OSHA also is expanding the list of high-risk industries in which establishments with 20 or more employees must electronically submit information from their OSHA Form 300A annual summaries.
OSHA estimates that some 52,000 establishments - less than 1% of total establishments in the workforce - will be affected by its new electronic reporting requirements. However, it said the new requirements will cover nearly 800,000 injuries and illness cases each year (or almost 30% of all recordable injuries) and impact workplaces that contain 22 million workers.
OSHA's Injury and Illness Recordkeeping Requirements
OSHA requires covered employers to maintain records of their employees' work-related injuries and illnesses on three forms:
- OSHA Form 300A Summary of Work-Related Injuries and Illnesses, which aggregates injury and illness data for an establishment over the course of a calendar year;
- OSHA 300 Log of Work-Related Injuries and Illnesses, which contains details about each injury or illness case such as the body part involved, the type and severity of the injury or illness, and the days away from work needed to recover; and
- OSHA 301 Injury and Illness Incident Reports, which contain additional information about the affected employee and the circumstances that led to an injury or illness listed on the OSHA 300 Log.
Currently, establishments that have 250 or more employees and are required to keep injury and illness records must electronically submit to OSHA data from the Form 300A each year.

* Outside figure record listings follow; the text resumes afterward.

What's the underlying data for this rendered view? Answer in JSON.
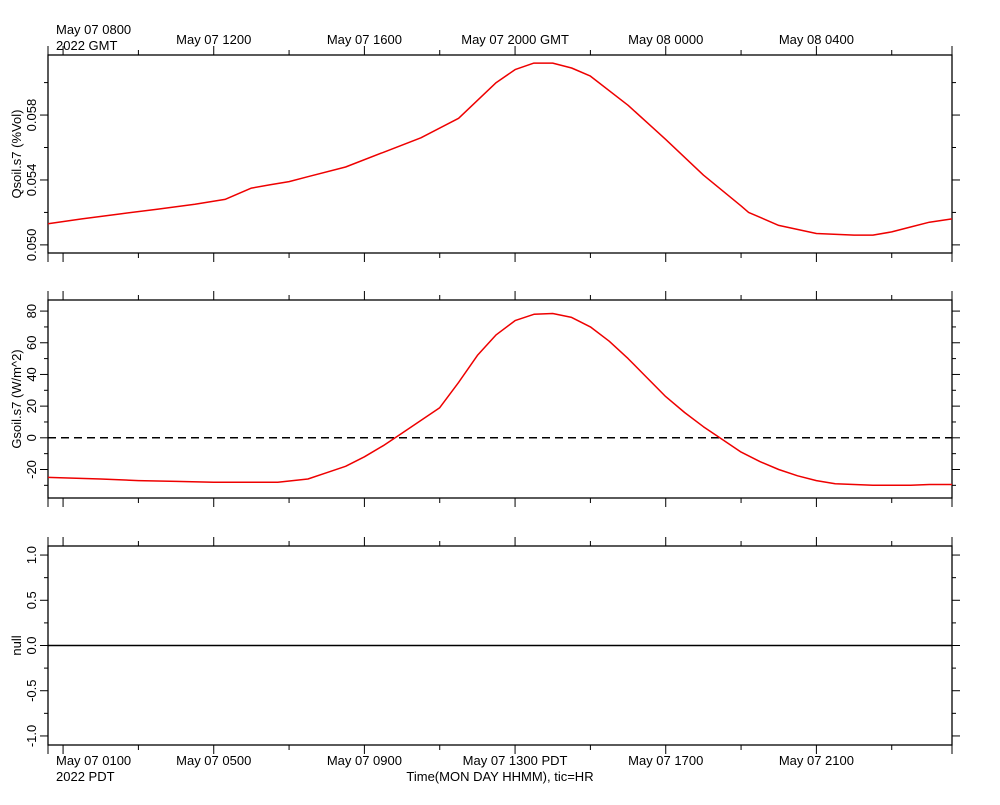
{
  "top_axis": {
    "timezone_label": "2022 GMT",
    "tick_labels": [
      "May 07 0800",
      "May 07 1200",
      "May 07 1600",
      "May 07 2000 GMT",
      "May 08 0000",
      "May 08 0400"
    ]
  },
  "bottom_axis": {
    "timezone_label": "2022 PDT",
    "xlabel": "Time(MON DAY HHMM), tic=HR",
    "tick_labels": [
      "May 07 0100",
      "May 07 0500",
      "May 07 0900",
      "May 07 1300 PDT",
      "May 07 1700",
      "May 07 2100"
    ]
  },
  "chart_data": [
    {
      "type": "line",
      "ylabel": "Qsoil.s7 (%Vol)",
      "ylim": [
        0.0495,
        0.0617
      ],
      "yticks": [
        0.05,
        0.054,
        0.058
      ],
      "ytick_labels": [
        "0.050",
        "0.054",
        "0.058"
      ],
      "xlim": [
        0.6,
        24.6
      ],
      "x_unit": "hours after May 07 0000 PDT",
      "x": [
        0.6,
        1.5,
        2.5,
        3.5,
        4.5,
        5.3,
        5.6,
        6.0,
        6.5,
        7.0,
        7.5,
        8.5,
        9.5,
        10.5,
        11.5,
        12.0,
        12.5,
        13.0,
        13.5,
        14.0,
        14.5,
        15.0,
        16.0,
        17.0,
        18.0,
        19.0,
        19.2,
        20.0,
        21.0,
        22.0,
        22.5,
        23.0,
        23.5,
        24.0,
        24.6
      ],
      "series": [
        {
          "color": "#ee0000",
          "values": [
            0.0513,
            0.0516,
            0.0519,
            0.0522,
            0.0525,
            0.0528,
            0.0531,
            0.0535,
            0.0537,
            0.0539,
            0.0542,
            0.0548,
            0.0557,
            0.0566,
            0.0578,
            0.0589,
            0.06,
            0.0608,
            0.0612,
            0.0612,
            0.0609,
            0.0604,
            0.0586,
            0.0565,
            0.0543,
            0.0524,
            0.052,
            0.0512,
            0.0507,
            0.0506,
            0.0506,
            0.0508,
            0.0511,
            0.0514,
            0.0516
          ]
        }
      ]
    },
    {
      "type": "line",
      "ylabel": "Gsoil.s7 (W/m^2)",
      "ylim": [
        -38,
        87
      ],
      "yticks": [
        -20,
        0,
        20,
        40,
        60,
        80
      ],
      "ytick_labels": [
        "-20",
        "0",
        "20",
        "40",
        "60",
        "80"
      ],
      "reference_line": {
        "y": 0,
        "style": "dashed"
      },
      "xlim": [
        0.6,
        24.6
      ],
      "x": [
        0.6,
        2,
        3,
        4,
        5,
        6,
        6.7,
        7.5,
        8,
        8.5,
        9,
        9.5,
        10,
        11,
        11.5,
        12,
        12.5,
        13,
        13.5,
        14,
        14.5,
        15,
        15.5,
        16,
        16.5,
        17,
        17.5,
        18,
        18.5,
        19,
        19.5,
        20,
        20.5,
        21,
        21.5,
        22,
        22.5,
        23,
        23.5,
        24,
        24.6
      ],
      "series": [
        {
          "color": "#ee0000",
          "values": [
            -25,
            -26,
            -27,
            -27.5,
            -28,
            -28,
            -28,
            -26,
            -22,
            -18,
            -12,
            -5,
            3,
            19,
            35,
            52,
            65,
            74,
            78,
            78.5,
            76,
            70,
            61,
            50,
            38,
            26,
            16,
            7,
            -1,
            -9,
            -15,
            -20,
            -24,
            -27,
            -29,
            -29.5,
            -30,
            -30,
            -30,
            -29.5,
            -29.5
          ]
        }
      ]
    },
    {
      "type": "line",
      "ylabel": "null",
      "ylim": [
        -1.1,
        1.1
      ],
      "yticks": [
        -1.0,
        -0.5,
        0.0,
        0.5,
        1.0
      ],
      "ytick_labels": [
        "-1.0",
        "-0.5",
        "0.0",
        "0.5",
        "1.0"
      ],
      "xlim": [
        0.6,
        24.6
      ],
      "x": [
        0.6,
        24.6
      ],
      "series": [
        {
          "color": "#000000",
          "values": [
            0.0,
            0.0
          ]
        }
      ]
    }
  ]
}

Establishments with 20-249 employees in another list of high-hazard industries (which is called Appendix A and is broader than the new list of high-hazard industries covering employers with 100 or more employees, known as Appendix B) also are subject to this requirement.
January 1 Changes
Under the new rule, effective January 1, 2024, establishments with 100 or more employees in Appendix B industries will be required to submit not only the summary data from OSHA Form 300A, but also the more detailed information contained in the OSHA 300 Log and the OSHA Form 301 incident reports.
In addition to the list of high-hazard industries that OSHA initially proposed last year, it is adding: logging, hunting and trapping, other furniture-related product manufacturing, miscellaneous durable goods merchants, taxi and limousine services and other support activities for transportation.
Establishments in Appendix A industries with 20 or more employees would be required to submit only the Form 300A data. OSHA claims this requirement will allow it to more effectively target its inspection, enforcement and outreach efforts to the workplaces where employees are at greatest risk.
In addition, OSHA will require establishments to include their company name when making electronic submissions. OSHA intends to post some of the data from the annual electronic submissions on a public website after identifying and removing information that could reasonably be expected to identify individuals directly, such as individuals' names and contact information. It says this will allow workers and the general public to "make informed decisions."
Although OSHA initially had proposed lifting the requirement that establishments with 250 or more employees in industries not included in appendix A submit the information from their OSHA Form 300A, it abandoned that idea in its final rule. Because these establishments are already submitting this information, there is no new burden for employers, OSHA explained. Furthermore, access to this information "provides multiple benefits for workers, Federal and State occupational safety and health agencies, and other interested parties," the agency said.
Affected organizations may begin submitting required data for calendar year 2023 beginning January 2, 2024, via OSHA's electronic portal, known as the Injury Tracking Application. The deadline is March 2, 2024.